China's economy in 2008 is expected to experience decelerating growth falling to 10.5 percent due to the global economy that has been impacted by oil prices that are projected to continue soaring until causing inflation in many countries. In addition, the US sub-prime mortgage problem is also affecting economic growth and consumption in the US, the EU and other regions of the world of which will result in reduced imports from major exporting countries globally, including China. However, over the last decade China has developed a supply chain system and the value-added industrial production, especially heavy and hi-tech industries. These value-added goods now constitute almost half of export commodities from China, so there would be only limited impacts on China, due to contracting demand for general merchandise in the world market. However, the Yuan's value will tend to appreciate steadily and affect exports to a degree. So Chinese exporters will try to reduce that impact by expanding their export markets in Europe where the Euro is stronger than the Yuan. Therefore, it is projected that China's aggregate exports in 2008 will show slightly lower growth at around 20.6 percent.

The trend of the Chinese economy is showing more focus on domestic consumption, and the stronger Yuan will drive China's import value toward rise. Thailand, hence, will have the opportunity to expand trade with China. At present, China is the third-ranked export market for Thailand. In the first-ten months of 2007, the Thai export value to China increased by 27.51 percent with a value of USD11.921 billion, which is higher than the overall export growth rate of Thailand projected at 17.2 percent this year. Many important products showed relatively high export value, particularly computer equipment and parts thereof, now constituting over one-fourth of all Thailand's exports to China. This product category recorded high growth of 57.7 percent and a value of around USD 3.122 billion. In addition, Thai products that showed high export growth were industrial products such as electrical appliances (increasing 61.8 percent), generators (increasing 34.9 percent), integrated circuits (increasing 39.9 percent, printed circuit boards (increasing 31.5 percent), rubber products (increasing 29.7 percent), chemical products (increasing 25.7 percent), etc.

However, some important products showing the obviously lower export value were, such as rice (dropping 29.4 percent), cassava (dropping 4.7 percent), rubber (increasing 16 percent, against 66 percent over-year in 2006), copper (increasing 13.7 percent, against 73.8 percent growth in 2006).
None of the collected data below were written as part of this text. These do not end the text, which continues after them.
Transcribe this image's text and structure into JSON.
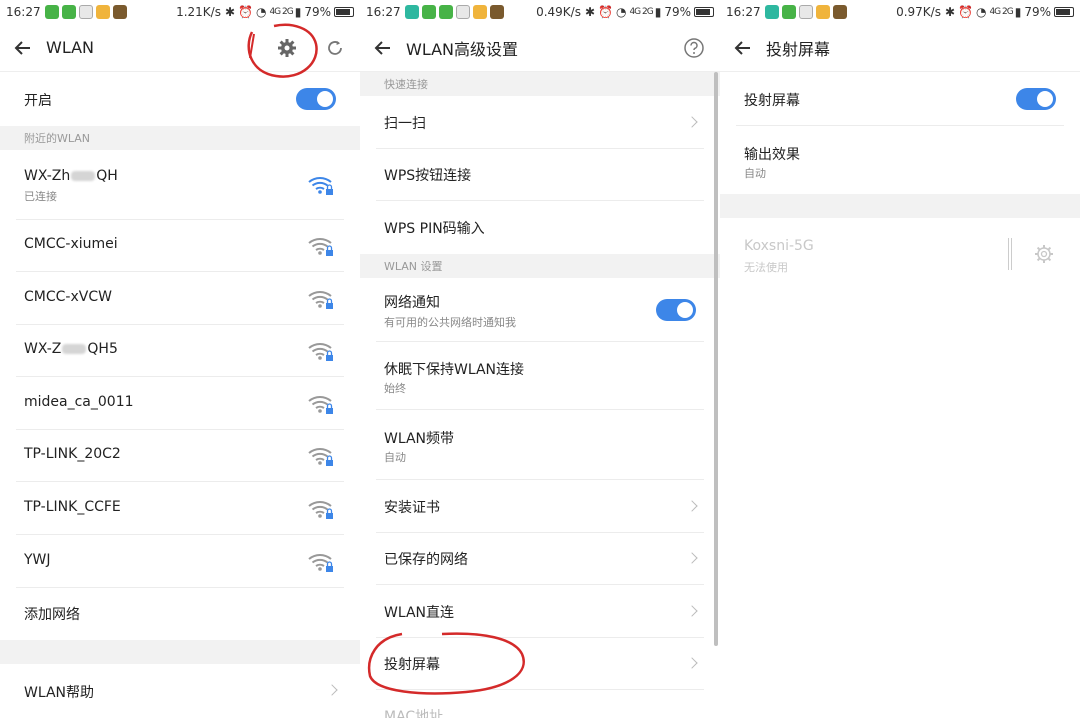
{
  "status": [
    {
      "time": "16:27",
      "speed": "1.21K/s",
      "battery": "79%",
      "net": "4G 2G"
    },
    {
      "time": "16:27",
      "speed": "0.49K/s",
      "battery": "79%",
      "net": "4G 2G"
    },
    {
      "time": "16:27",
      "speed": "0.97K/s",
      "battery": "79%",
      "net": "4G 2G"
    }
  ],
  "wlan": {
    "title": "WLAN",
    "toggle_label": "开启",
    "nearby_header": "附近的WLAN",
    "networks": [
      {
        "pre": "WX-Zh",
        "post": "QH",
        "sub": "已连接"
      },
      {
        "pre": "CMCC-xiumei",
        "post": "",
        "sub": ""
      },
      {
        "pre": "CMCC-xVCW",
        "post": "",
        "sub": ""
      },
      {
        "pre": "WX-Z",
        "post": "QH5",
        "sub": ""
      },
      {
        "pre": "midea_ca_0011",
        "post": "",
        "sub": ""
      },
      {
        "pre": "TP-LINK_20C2",
        "post": "",
        "sub": ""
      },
      {
        "pre": "TP-LINK_CCFE",
        "post": "",
        "sub": ""
      },
      {
        "pre": "YWJ",
        "post": "",
        "sub": ""
      }
    ],
    "add_network": "添加网络",
    "help": "WLAN帮助",
    "accent": "#3d86e8",
    "annotation_color": "#d42a2a"
  },
  "advanced": {
    "title": "WLAN高级设置",
    "quick_header": "快速连接",
    "scan": "扫一扫",
    "wps_button": "WPS按钮连接",
    "wps_pin": "WPS PIN码输入",
    "settings_header": "WLAN 设置",
    "notify_title": "网络通知",
    "notify_sub": "有可用的公共网络时通知我",
    "sleep_title": "休眠下保持WLAN连接",
    "sleep_sub": "始终",
    "band_title": "WLAN频带",
    "band_sub": "自动",
    "install_cert": "安装证书",
    "saved_networks": "已保存的网络",
    "wlan_direct": "WLAN直连",
    "cast_screen": "投射屏幕",
    "mac_address": "MAC地址"
  },
  "cast": {
    "title": "投射屏幕",
    "toggle_label": "投射屏幕",
    "output_title": "输出效果",
    "output_sub": "自动",
    "device_name": "Koxsni-5G",
    "device_status": "无法使用"
  }
}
For imports, the import value from China rose by 20.9 percent in the first-ten months of 2007, with a value of USD13.412 billion, increasing in value slower than the growth seen in Thailand's exports to China. Every main product item showed double-digit growth, excluding electrical machinery and parts, where the import value dropped 19.6 percent, while integrated circuits dropped 17.3 percent because Thai private sector investment decelerated considerably this year. As a result, capital goods imports and some types of industrial parts dropped, accordingly. The products showing higher import values were, such as household electrical appliances (increasing 94.5 percent), fertilizer and insecticide (increasing 88.1 percent), miscellaneous utensils (increasing by 41.8 percent), fruit and vegetables (increasing 31.7 percent) and industrial raw materials such as metals (increasing 49.4 percent), metal waste and scrap (increasing 36.3 percent) and chemical products (30.3 percent), etc. In 2008, it is expected that the Chinese imports to Thailand will increase more than in 2007 because investment and the consumption in Thailand are expected to improve. Therefore, the import value of capital goods (such as mechanical equipment and electrical machinery), industrial parts and commodities should increase, accordingly.